The Interstate Commerce Commission had been founded back in 1887 to regulate interstate commerce, but originally, its enforcement panels were very slight. They were dramatically escalated by passage of the Hepburn Act in 1906, as more and more people recognized that the railroads gave them an enormously powerful position, with profound effects for the whole nation’s economic life and that they should therefore be closely monitored, to prevent them from abusing their monopoly position.

Issues Persisted

Many of the issues confronting the Populist farmers continued to plague their successors. Tenancy and sharecropping became more common, and farmer ownership less so. The fact that more and more farmers were rendered bankrupt meant that if they were going to stay on the land at all, they had to stay on as tenant farmers.

American farming itself was beset by overproduction throughout most of the 20th and 21st centuries. Southern sharecropping remained very widespread right into the 1940s and 1950s when, finally, the invention of cotton harvesting machines contributed to the depopulation of the southern countryside.

Common Questions about the Planks of the Populist Party

Q: Why did the Populist Party intend an allegiance with the industrial working class?

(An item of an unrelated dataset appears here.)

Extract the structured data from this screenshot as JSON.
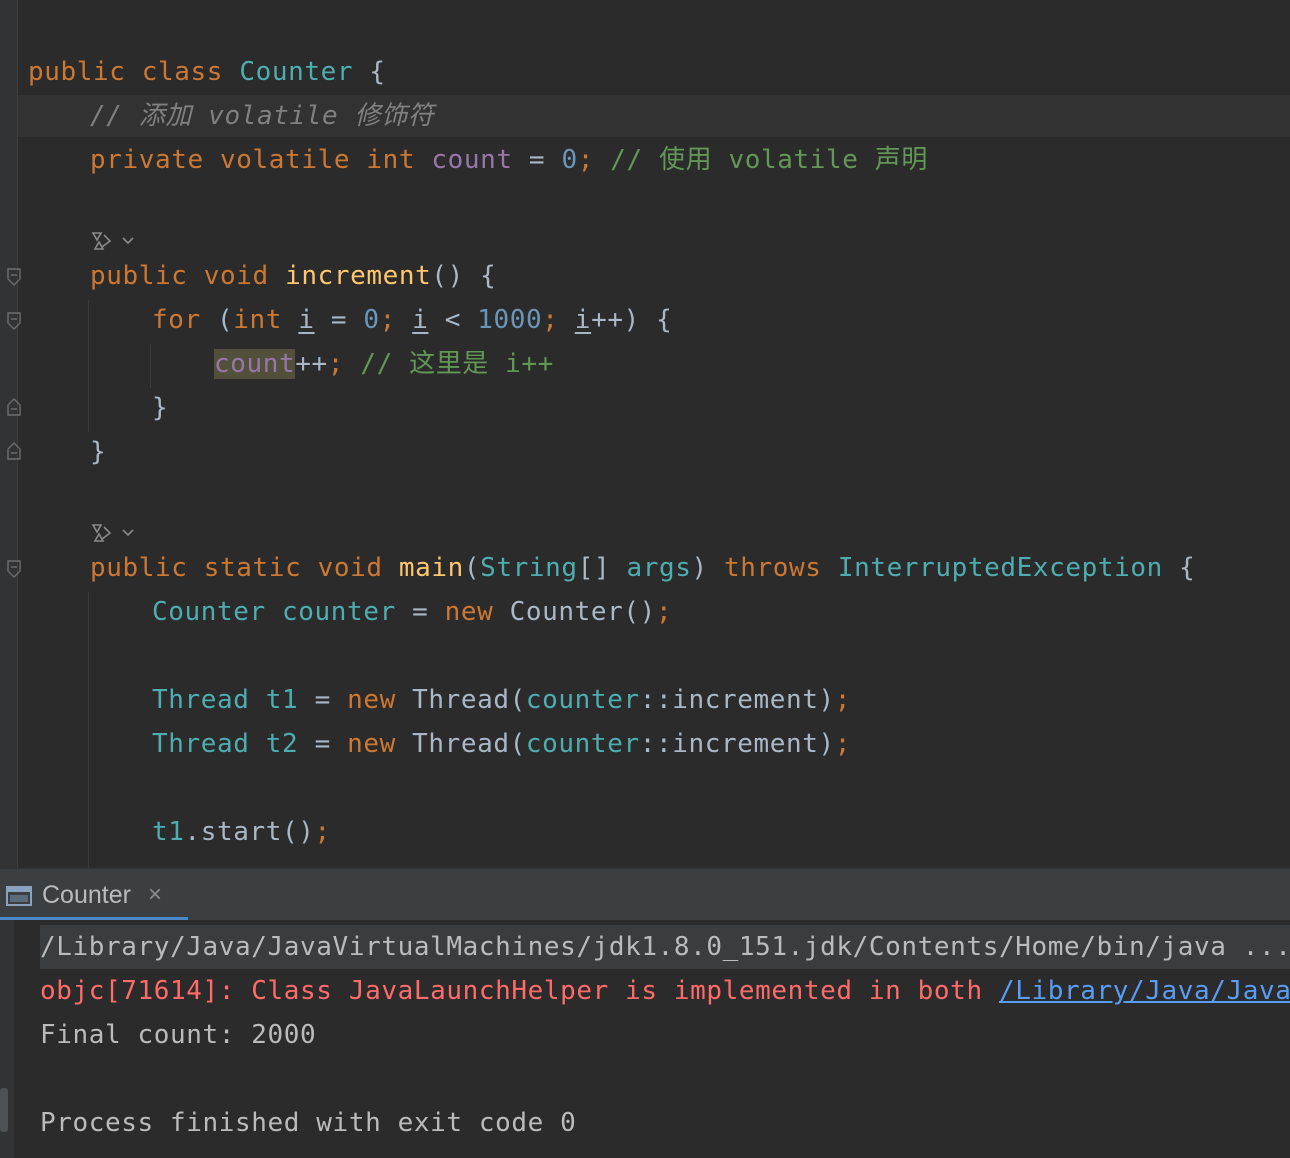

The Populists attempted to get the industrial working class because they realized that only by having urban working-class voters could they become a majority party, which was their intention.

Q: How did the Populists accomplish their goals toward federal income tax and the direct election of senators?

The Populists’ proposals found their way into the law, not at the Populists’ urging, but were both accomplished by Constitutional amendments, the Sixteenth and Seventeenth Amendments of 1913.

Q: What was the Crime of ’73?

The Crime of ’73 was legislation that had been passed in 1873 after the end of the Civil War, removing silver as a circulating medium of currency.